Rapid Financing Instrument (RFI)

October 4, 2022

The Rapid Financing Instrument (RFI) provides rapid financial assistance, which is available to any IMF member countries facing an urgent balance of payments need. The RFI was created as part of a broader reform to make the IMF’s financial support more flexible to address the diverse needs of member countries and can be used in a wide range of circumstances.

Emergency financing to meet urgent needs

Purpose. The RFI provides rapid and low-access financial assistance to any qualifying member country facing urgent balance of payments needs that, if not addressed, would result in an immediate and severe economic disruption. It can provide support to meet a broad range of needs, including those arising from commodity price shocks, natural disasters, conflict and post-conflict situations, emergencies resulting from fragility, and food shocks.

Qualification. The RFI is available to all member countries, although member countries eligible for the Poverty Reduction and Growth Trust are more likely to use the similar, concessional Rapid Credit Facility (RCF). Like the RCF, the RFI is designed for situations where a full-fledged economic program is not necessary because the need is transitory and limited in nature, or not feasible because a country’s policy design or implementation capacity is limited.

Windows. There are three windows under the RFI:

  • Regular window: for urgent BoP needs caused by wide range of sources including domestic instability, exogenous shocks and fragility. Access is up to 50 percent of quota per year and 150 percent of quota on a cumulative basis. A higher cumulative access limit (175 percent of quota) would be applied if the time-bound food shock window is used (see below).
  • Large Natural Disaster window: for urgent BoP needs arising from natural disasters where damage is assessed to be equivalent to or exceed 20 percent of the member’s GDP. Access of up to 80 percent of quota per year and 183.33 percent of quota on a cumulative basis.
  • Food Shock Window: for urgent BoP needs due to acute food insecurity, a sharp increase in the food or fertilizer import bill, or a shock to cereal exports.
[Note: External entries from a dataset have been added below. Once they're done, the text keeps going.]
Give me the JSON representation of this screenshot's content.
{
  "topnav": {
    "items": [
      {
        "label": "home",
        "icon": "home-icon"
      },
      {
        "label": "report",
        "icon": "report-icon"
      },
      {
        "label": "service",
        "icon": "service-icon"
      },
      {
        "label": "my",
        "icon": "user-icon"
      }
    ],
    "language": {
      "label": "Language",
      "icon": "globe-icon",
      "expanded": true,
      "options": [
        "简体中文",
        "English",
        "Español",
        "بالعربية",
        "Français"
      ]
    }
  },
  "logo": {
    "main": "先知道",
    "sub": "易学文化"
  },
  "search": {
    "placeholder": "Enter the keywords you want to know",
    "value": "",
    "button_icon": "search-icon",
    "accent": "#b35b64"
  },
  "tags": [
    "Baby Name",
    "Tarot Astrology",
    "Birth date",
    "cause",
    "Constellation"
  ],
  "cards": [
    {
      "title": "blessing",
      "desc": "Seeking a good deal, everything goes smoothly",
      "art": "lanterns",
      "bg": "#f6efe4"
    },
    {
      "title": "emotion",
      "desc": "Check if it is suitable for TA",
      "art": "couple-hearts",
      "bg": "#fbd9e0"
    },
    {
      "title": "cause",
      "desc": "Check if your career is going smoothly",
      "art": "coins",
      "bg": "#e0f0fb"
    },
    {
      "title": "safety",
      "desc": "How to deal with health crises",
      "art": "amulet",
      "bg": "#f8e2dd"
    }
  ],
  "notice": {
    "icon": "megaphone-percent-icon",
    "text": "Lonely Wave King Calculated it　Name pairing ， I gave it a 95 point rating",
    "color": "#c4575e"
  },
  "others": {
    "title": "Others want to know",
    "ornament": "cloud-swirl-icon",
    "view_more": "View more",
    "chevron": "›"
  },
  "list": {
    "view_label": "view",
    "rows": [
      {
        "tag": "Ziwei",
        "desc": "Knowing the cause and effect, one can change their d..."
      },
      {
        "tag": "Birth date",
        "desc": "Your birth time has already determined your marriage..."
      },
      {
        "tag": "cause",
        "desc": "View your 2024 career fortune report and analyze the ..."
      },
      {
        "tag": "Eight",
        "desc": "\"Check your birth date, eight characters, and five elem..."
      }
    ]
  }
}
Access of up to 50 percent of quota during the 12-month period from September 30, 2022 to September 29, 2023. Access under the food shock window will be additional to the annual access limits of other windows.

Access to RFI financing is determined on a case-by-case basis, considering the country’s balance of payments need, the strength of its macroeconomic policies, capacity to repay the Fund, the amount of outstanding Fund credit, and the member’s record of past use of Fund credit.
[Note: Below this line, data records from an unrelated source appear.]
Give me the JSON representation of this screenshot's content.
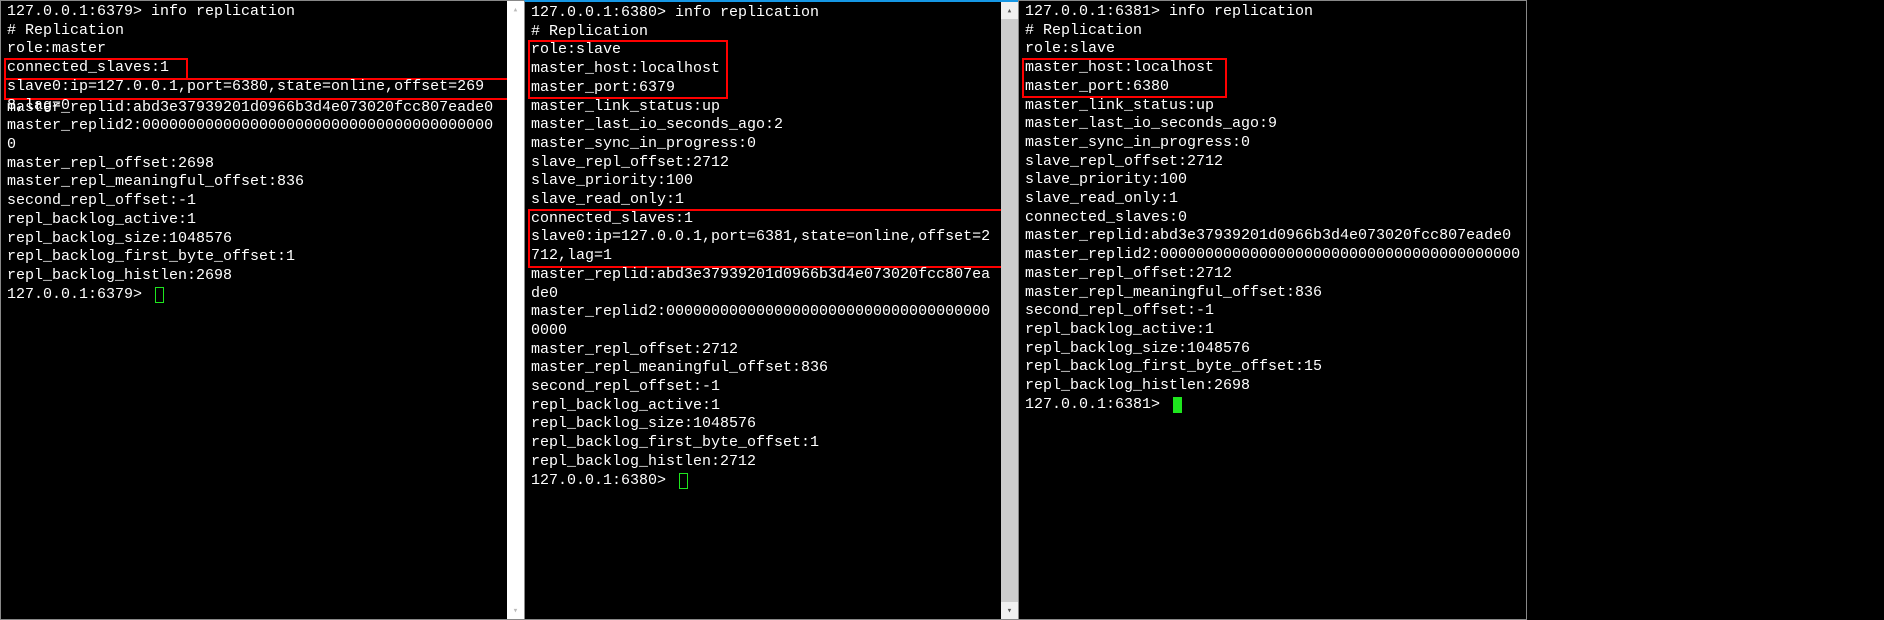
{
  "pane1": {
    "prompt": "127.0.0.1:6379> info replication",
    "lines": [
      "# Replication",
      "role:master"
    ],
    "hlLine1": "connected_slaves:1",
    "hlLine2": "slave0:ip=127.0.0.1,port=6380,state=online,offset=2698,lag=0",
    "tail": [
      "master_replid:abd3e37939201d0966b3d4e073020fcc807eade0",
      "master_replid2:0000000000000000000000000000000000000000",
      "master_repl_offset:2698",
      "master_repl_meaningful_offset:836",
      "second_repl_offset:-1",
      "repl_backlog_active:1",
      "repl_backlog_size:1048576",
      "repl_backlog_first_byte_offset:1",
      "repl_backlog_histlen:2698"
    ],
    "endPrompt": "127.0.0.1:6379> "
  },
  "pane2": {
    "prompt": "127.0.0.1:6380> info replication",
    "line1": "# Replication",
    "hlBlock1": [
      "role:slave",
      "master_host:localhost",
      "master_port:6379"
    ],
    "mid": [
      "master_link_status:up",
      "master_last_io_seconds_ago:2",
      "master_sync_in_progress:0",
      "slave_repl_offset:2712",
      "slave_priority:100",
      "slave_read_only:1"
    ],
    "hlBlock2": [
      "connected_slaves:1",
      "slave0:ip=127.0.0.1,port=6381,state=online,offset=2712,lag=1"
    ],
    "tail": [
      "master_replid:abd3e37939201d0966b3d4e073020fcc807eade0",
      "master_replid2:0000000000000000000000000000000000000000",
      "master_repl_offset:2712",
      "master_repl_meaningful_offset:836",
      "second_repl_offset:-1",
      "repl_backlog_active:1",
      "repl_backlog_size:1048576",
      "repl_backlog_first_byte_offset:1",
      "repl_backlog_histlen:2712"
    ],
    "endPrompt": "127.0.0.1:6380> "
  },
  "pane3": {
    "prompt": "127.0.0.1:6381> info replication",
    "lines": [
      "# Replication",
      "role:slave"
    ],
    "hlBlock": [
      "master_host:localhost",
      "master_port:6380"
    ],
    "tail": [
      "master_link_status:up",
      "master_last_io_seconds_ago:9",
      "master_sync_in_progress:0",
      "slave_repl_offset:2712",
      "slave_priority:100",
      "slave_read_only:1",
      "connected_slaves:0",
      "master_replid:abd3e37939201d0966b3d4e073020fcc807eade0",
      "master_replid2:0000000000000000000000000000000000000000",
      "master_repl_offset:2712",
      "master_repl_meaningful_offset:836",
      "second_repl_offset:-1",
      "repl_backlog_active:1",
      "repl_backlog_size:1048576",
      "repl_backlog_first_byte_offset:15",
      "repl_backlog_histlen:2698"
    ],
    "endPrompt": "127.0.0.1:6381> "
  }
}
The current cumulative access limits of the regular shock window and large natural disaster window, which remain at the level temporarily raised in response to members’ large and urgent COVID-19-related financing needs, will be reviewed by end-June 2023. A review of the food shock window is also expected to be conducted by end-June 2023.
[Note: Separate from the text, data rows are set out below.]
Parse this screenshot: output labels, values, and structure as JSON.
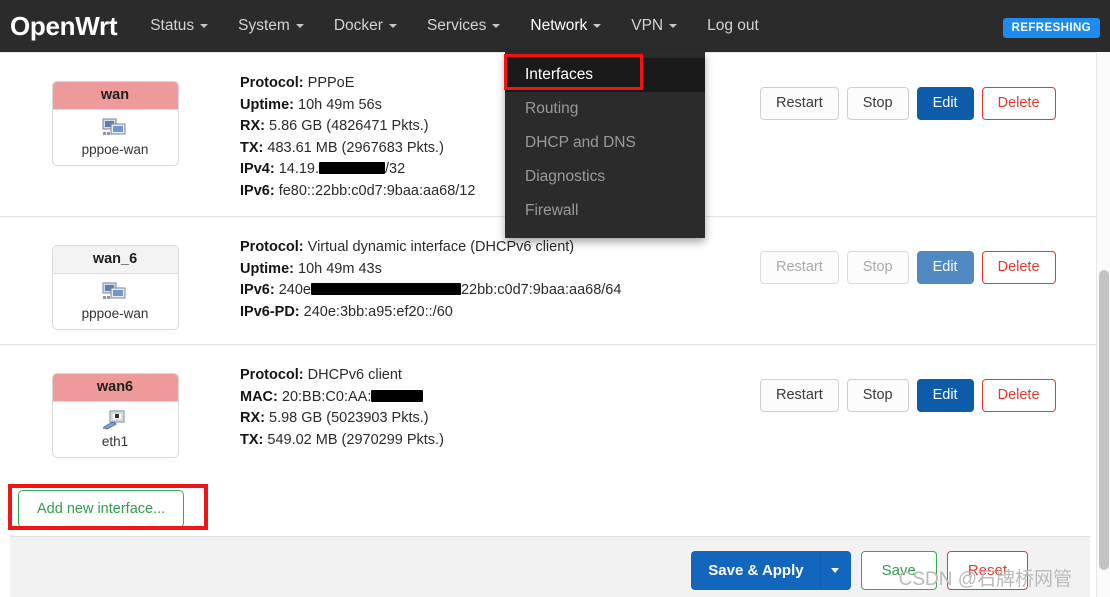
{
  "navbar": {
    "brand": "OpenWrt",
    "items": [
      {
        "label": "Status",
        "has_caret": true
      },
      {
        "label": "System",
        "has_caret": true
      },
      {
        "label": "Docker",
        "has_caret": true
      },
      {
        "label": "Services",
        "has_caret": true
      },
      {
        "label": "Network",
        "has_caret": true
      },
      {
        "label": "VPN",
        "has_caret": true
      },
      {
        "label": "Log out",
        "has_caret": false
      }
    ],
    "status_badge": "REFRESHING",
    "status_badge_color": "#1d8bef"
  },
  "dropdown": {
    "parent": "Network",
    "items": [
      {
        "label": "Interfaces",
        "active": true
      },
      {
        "label": "Routing",
        "active": false
      },
      {
        "label": "DHCP and DNS",
        "active": false
      },
      {
        "label": "Diagnostics",
        "active": false
      },
      {
        "label": "Firewall",
        "active": false
      }
    ],
    "highlight_color": "#f01414"
  },
  "interfaces": [
    {
      "name": "wan",
      "state": "up",
      "device_icon": "network-interface-icon",
      "device_label": "pppoe-wan",
      "details": [
        {
          "key": "Protocol:",
          "value": "PPPoE",
          "redacted": false
        },
        {
          "key": "Uptime:",
          "value": "10h 49m 56s",
          "redacted": false
        },
        {
          "key": "RX:",
          "value": "5.86 GB (4826471 Pkts.)",
          "redacted": false
        },
        {
          "key": "TX:",
          "value": "483.61 MB (2967683 Pkts.)",
          "redacted": false
        },
        {
          "key": "IPv4:",
          "value": "14.19.",
          "value_suffix": "/32",
          "redacted": true,
          "redact_size": "r1"
        },
        {
          "key": "IPv6:",
          "value": "fe80::22bb:c0d7:9baa:aa68/12",
          "redacted": false
        }
      ],
      "buttons": {
        "restart": "Restart",
        "stop": "Stop",
        "edit": "Edit",
        "delete": "Delete"
      },
      "buttons_muted": false
    },
    {
      "name": "wan_6",
      "state": "neutral",
      "device_icon": "network-interface-icon",
      "device_label": "pppoe-wan",
      "details": [
        {
          "key": "Protocol:",
          "value": "Virtual dynamic interface (DHCPv6 client)",
          "redacted": false
        },
        {
          "key": "Uptime:",
          "value": "10h 49m 43s",
          "redacted": false
        },
        {
          "key": "IPv6:",
          "value": "240e",
          "value_suffix": "22bb:c0d7:9baa:aa68/64",
          "redacted": true,
          "redact_size": "r2"
        },
        {
          "key": "IPv6-PD:",
          "value": "240e:3bb:a95:ef20::/60",
          "redacted": false
        }
      ],
      "buttons": {
        "restart": "Restart",
        "stop": "Stop",
        "edit": "Edit",
        "delete": "Delete"
      },
      "buttons_muted": true
    },
    {
      "name": "wan6",
      "state": "up",
      "device_icon": "ethernet-icon",
      "device_label": "eth1",
      "details": [
        {
          "key": "Protocol:",
          "value": "DHCPv6 client",
          "redacted": false
        },
        {
          "key": "MAC:",
          "value": "20:BB:C0:AA:",
          "value_suffix": "",
          "redacted": true,
          "redact_size": "r3"
        },
        {
          "key": "RX:",
          "value": "5.98 GB (5023903 Pkts.)",
          "redacted": false
        },
        {
          "key": "TX:",
          "value": "549.02 MB (2970299 Pkts.)",
          "redacted": false
        }
      ],
      "buttons": {
        "restart": "Restart",
        "stop": "Stop",
        "edit": "Edit",
        "delete": "Delete"
      },
      "buttons_muted": false
    }
  ],
  "add_interface": {
    "label": "Add new interface...",
    "highlight_color": "#f01414"
  },
  "footer": {
    "save_apply": "Save & Apply",
    "save": "Save",
    "reset": "Reset"
  },
  "watermark": "CSDN @石牌桥网管"
}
While financing under the RFI is often a one-off purchase in the case of an urgent balance of payments need of limited duration, there is scope for repeated use. A repeated use of the RFI within any three-year period is possible if the BoP need is caused primarily by an exogenous shock, or the country has established a track record of adequate macroeconomic policies, including through an SMP (or PMB, where applicable), prior to the request.

Limited conditionality

Fund support under the RFI is provided without ex-post program-based conditionality or reviews, although prior actions sometimes apply. Economic policies supported under the RFI should aim at addressing the underlying balance of payments difficulties and support the country's economic objectives.

Affordable lending terms

Financial assistance provided under the RFI is subject to the same financing terms as the Flexible Credit Line (FCL), the Precautionary and Liquidity Line (PLL) and Stand-By Arrangements (SBA), and should be repaid within 3¼ to 5 years.